Employee Resource Group Provides Strong Support Network
Prior to 2011 when the Veterans & Supporters Employee Resource Group (ERG) was formally started, Air Force Veteran Tina Schroer, contracts program manager within Federal Sales Operations at Dell, saw firsthand the benefit of supporting the veteran community in the workplace. While attending an event aimed at helping veterans assimilate back into the civilian culture after a deployment, one individual stood out to her.
“I just had a feeling that he wasn’t really comfortable with what was going on,” she said. “I was noticing his body language. Afterward, I was talking with him and he explained that he was in the National Guard and he had just returned from about two years on active duty. He was working to get his adrenalin down and make sure that his family and his work environment were taken care of.”
Schroer reached out to one of her Dell colleagues who was also in the National Guard to connect the two with one goal: to help one another.
“I asked them if they could meet to share pointers on assimilating back home,” she said. “They did, and then every so often, I would touch base with both of them just to see how it was going.”
All told, they met with each other for about a year and it really helped them both to have a confidante at work.
Fast forward to present day, and Dell now has a vibrant Veterans & Supporters ERG that is growing in membership every year. The group formalizes many supports for its members; one component is mentoring veterans who are transitioning into civilian life.
“Ever since we started the Employee Resource Group, we’ve incorporated ensuring that we support our members both during deployment and when they return,” Schroer said. “We now have individuals that managers can reach out to in order to help returning veterans assimilate back into the workforce.”
Marine Corps Veteran Matt Koskinen, an associate test engineer at Dell, appreciates the opportunity to continue his relationships with fellow veterans through the Veterans & Supporters ERG.
“Having that involvement and tie with your fellow veterans is certainly something you miss when you leave the military,” he said. “It’s more than having your college roommates or a sports team. It was your family. You work with these people every day. It’s not often understood by civilians, so it’s good to have that unspoken bond with someone at work.”
Koskinen has enjoyed judging a high school STEM competition and assembling care packages for troops overseas with the Veterans & Supporters ERG. In addition to participating in community events, and local volunteer efforts, the ERG hosts sessions that would be of interest to its members.
“We have guest speakers that are Dell veterans. They come in and talk to veterans and veteran supporters as part of the ERG,” Army Veteran Alejandro Rivas, a learning and development Consultant at Dell, said.
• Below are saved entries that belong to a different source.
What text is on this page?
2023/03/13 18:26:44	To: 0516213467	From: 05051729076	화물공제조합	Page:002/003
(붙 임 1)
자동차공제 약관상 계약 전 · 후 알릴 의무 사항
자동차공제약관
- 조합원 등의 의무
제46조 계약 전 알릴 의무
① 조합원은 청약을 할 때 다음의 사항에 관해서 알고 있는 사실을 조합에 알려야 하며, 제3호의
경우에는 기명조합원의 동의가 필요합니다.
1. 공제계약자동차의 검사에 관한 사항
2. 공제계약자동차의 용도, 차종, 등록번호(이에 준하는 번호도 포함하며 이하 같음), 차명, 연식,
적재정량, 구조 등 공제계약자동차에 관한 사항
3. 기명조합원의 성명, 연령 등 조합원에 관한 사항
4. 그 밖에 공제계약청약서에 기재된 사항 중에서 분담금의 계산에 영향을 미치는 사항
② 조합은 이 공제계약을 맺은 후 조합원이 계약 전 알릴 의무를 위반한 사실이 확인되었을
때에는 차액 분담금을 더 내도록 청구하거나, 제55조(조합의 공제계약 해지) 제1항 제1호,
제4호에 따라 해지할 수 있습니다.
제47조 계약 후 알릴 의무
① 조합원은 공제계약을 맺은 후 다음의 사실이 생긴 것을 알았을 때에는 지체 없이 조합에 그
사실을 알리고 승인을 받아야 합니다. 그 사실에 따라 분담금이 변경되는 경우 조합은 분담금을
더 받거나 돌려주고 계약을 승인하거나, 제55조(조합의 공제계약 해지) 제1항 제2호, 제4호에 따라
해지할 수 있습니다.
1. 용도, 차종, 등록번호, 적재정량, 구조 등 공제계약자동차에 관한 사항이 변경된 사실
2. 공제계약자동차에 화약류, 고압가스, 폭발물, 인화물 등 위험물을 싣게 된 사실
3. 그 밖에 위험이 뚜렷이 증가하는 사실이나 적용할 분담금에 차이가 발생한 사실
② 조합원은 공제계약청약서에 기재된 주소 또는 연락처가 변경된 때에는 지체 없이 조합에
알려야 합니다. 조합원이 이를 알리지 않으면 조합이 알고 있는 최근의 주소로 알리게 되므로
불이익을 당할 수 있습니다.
Topics covered at sessions range from assimilating into civilian culture to what benefits are available to veterans; both from Dell and from the military. Dell has engaged the Federal Veterans Administration to educate ERG members on their military benefits, for example. There are a lot of benefits that veterans may not even be aware that they have access to at the local and state level. Bringing those resources into the workplace to give veterans and veteran supporters greater access to that knowledge is a fundamental part of the ERG.
Beyond the real need for support of veterans, the community that continues to flourish is a lot of fun for ERG members.
“We had a bowling event,” Rivas said. “Our teams were divided between Air Force, Army, Marine and Navy, and of course we had a healthy competition there.”